Os grupos de K-pop tem uma legião de fãs incrivelmente fiel, e as empresas não só contam com isso, mas incentivam fortemente. Segundo Stawski, as gravadoras de K-pop tem uma estratégia única: “As músicas são lançadas em fã-clubes oficiais antes de atingirem as rádios. Assim, os fãs podem decorar as músicas e cantá-las na estreia ao vivo. Esta parte do marketing é crucial”. Além disso, empresas do K-pop são conhecidas por estratégias modernas de marketing, baseadas quase que 100% em redes sociais. Ao manter a base de fãs ativa nas redes, o feedback dos ouvintes é rápido, e a empresa pode moldar o produto para o agrado dos fãs.
Independentemente do processo de seleção e do marketing bizarro envolvido, o sucesso do K-pop é inegável. E seu crescimento está ligado ao investimento colocado na formação e divulgação das bandas. O governo do país também, se aproveita da moda da onda coreana, e utiliza fortemente os grupos de k-pop para divulgar a imagem do país, incentivar o turismo e se infiltrar no mercado internacional, com o ministério da cultura tendo um departamento exclusivo para o K-pop.
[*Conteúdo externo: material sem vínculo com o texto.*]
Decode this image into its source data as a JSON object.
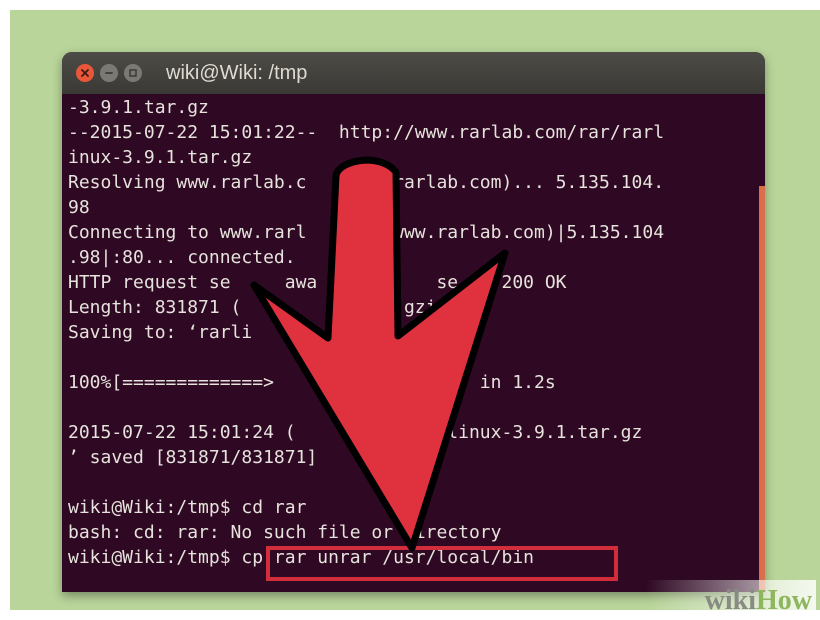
{
  "window": {
    "title": "wiki@Wiki: /tmp"
  },
  "terminal": {
    "lines": [
      "-3.9.1.tar.gz",
      "--2015-07-22 15:01:22--  http://www.rarlab.com/rar/rarl",
      "inux-3.9.1.tar.gz",
      "Resolving www.rarlab.c     ww.rarlab.com)... 5.135.104.",
      "98",
      "Connecting to www.rarl     m (www.rarlab.com)|5.135.104",
      ".98|:80... connected.",
      "HTTP request se     awa      r    se... 200 OK",
      "Length: 831871 (            /x-gzip]",
      "Saving to: ‘rarli",
      "",
      "100%[=============>         656KB/s   in 1.2s",
      "",
      "2015-07-22 15:01:24 (        - ‘rarlinux-3.9.1.tar.gz",
      "’ saved [831871/831871]",
      "",
      "wiki@Wiki:/tmp$ cd rar",
      "bash: cd: rar: No such file or directory"
    ],
    "prompt": "wiki@Wiki:/tmp$ ",
    "command": "cp rar unrar /usr/local/bin"
  },
  "watermark": {
    "part1": "wiki",
    "part2": "How"
  },
  "colors": {
    "background": "#b9d59a",
    "terminal_bg": "#2f0923",
    "text": "#e6e2dc",
    "arrow": "#e0313f",
    "highlight": "#d12d3b"
  }
}
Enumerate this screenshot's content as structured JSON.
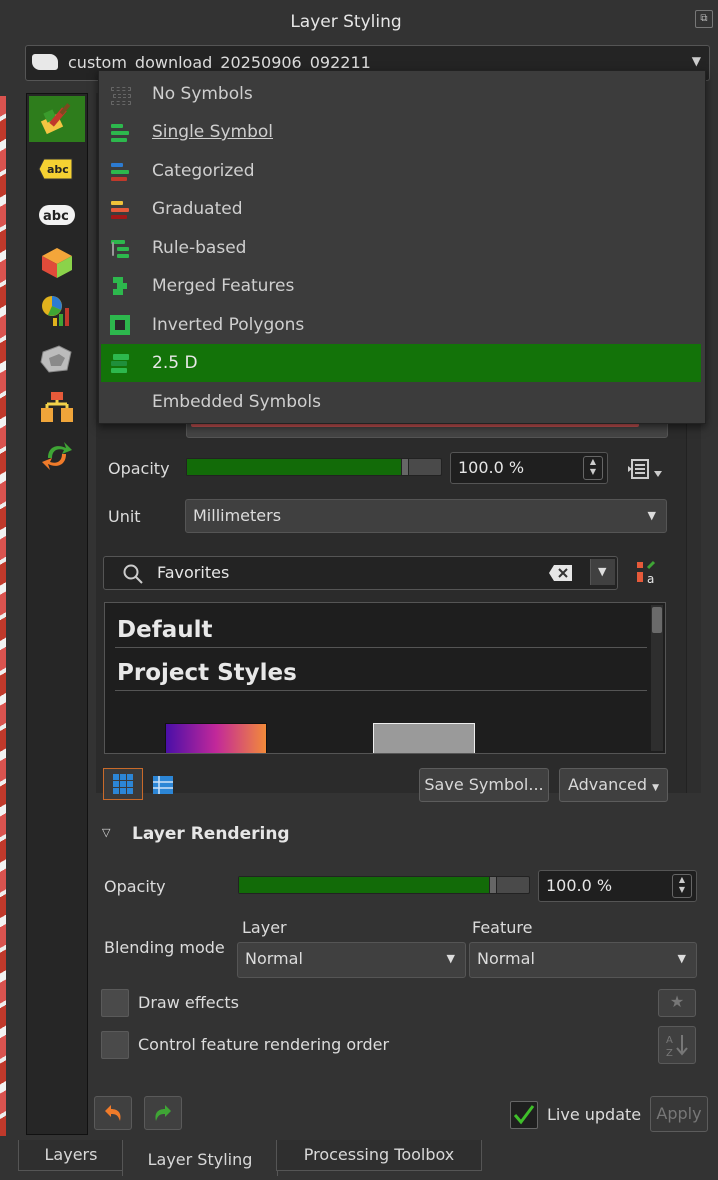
{
  "panel": {
    "title": "Layer Styling"
  },
  "layer_selector": {
    "value": "custom_download_20250906_092211"
  },
  "renderer_menu": {
    "items": [
      {
        "label": "No Symbols",
        "icon": "no-symbols-icon",
        "selected": false,
        "highlighted": false
      },
      {
        "label": "Single Symbol",
        "icon": "single-symbol-icon",
        "selected": true,
        "highlighted": false
      },
      {
        "label": "Categorized",
        "icon": "categorized-icon",
        "selected": false,
        "highlighted": false
      },
      {
        "label": "Graduated",
        "icon": "graduated-icon",
        "selected": false,
        "highlighted": false
      },
      {
        "label": "Rule-based",
        "icon": "rule-based-icon",
        "selected": false,
        "highlighted": false
      },
      {
        "label": "Merged Features",
        "icon": "merged-features-icon",
        "selected": false,
        "highlighted": false
      },
      {
        "label": "Inverted Polygons",
        "icon": "inverted-polygons-icon",
        "selected": false,
        "highlighted": false
      },
      {
        "label": "2.5 D",
        "icon": "two-five-d-icon",
        "selected": false,
        "highlighted": true
      },
      {
        "label": "Embedded Symbols",
        "icon": "",
        "selected": false,
        "highlighted": false
      }
    ]
  },
  "symbol": {
    "opacity_label": "Opacity",
    "opacity_value": "100.0 %",
    "opacity_fraction": 1.0,
    "unit_label": "Unit",
    "unit_value": "Millimeters",
    "search_value": "Favorites",
    "library_groups": [
      "Default",
      "Project Styles"
    ],
    "save_symbol_button": "Save Symbol...",
    "advanced_button": "Advanced"
  },
  "layer_rendering": {
    "section_title": "Layer Rendering",
    "opacity_label": "Opacity",
    "opacity_value": "100.0 %",
    "opacity_fraction": 1.0,
    "blending_label": "Blending mode",
    "layer_label": "Layer",
    "feature_label": "Feature",
    "layer_blend_value": "Normal",
    "feature_blend_value": "Normal",
    "draw_effects_label": "Draw effects",
    "draw_effects_checked": false,
    "control_order_label": "Control feature rendering order",
    "control_order_checked": false
  },
  "footer": {
    "live_update_label": "Live update",
    "live_update_checked": true,
    "apply_button": "Apply"
  },
  "bottom_tabs": [
    {
      "label": "Layers",
      "active": false
    },
    {
      "label": "Layer Styling",
      "active": true
    },
    {
      "label": "Processing Toolbox",
      "active": false
    }
  ],
  "colors": {
    "accent_green": "#137309",
    "slider_fill": "#126b08",
    "background": "#333333"
  }
}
A autora do livro The Birth Of Korean Cool, Euny Hong, explicou para a NPR: "O governo coreano trata o K-pop do jeito que o governo americano trata a indústria automobilística e bancária, isto é, é a indústria que precisa ser protegida".
A ferramenta é definitivamente um dos maiores mecanismos de soft power da Coréia do Sul. Querendo ou não, o estilo está aparecendo cada vez mais e o visual está rapidamente se tornando mais familiar ao mercado ocidental, e isso é, obviamente, o resultado desejado.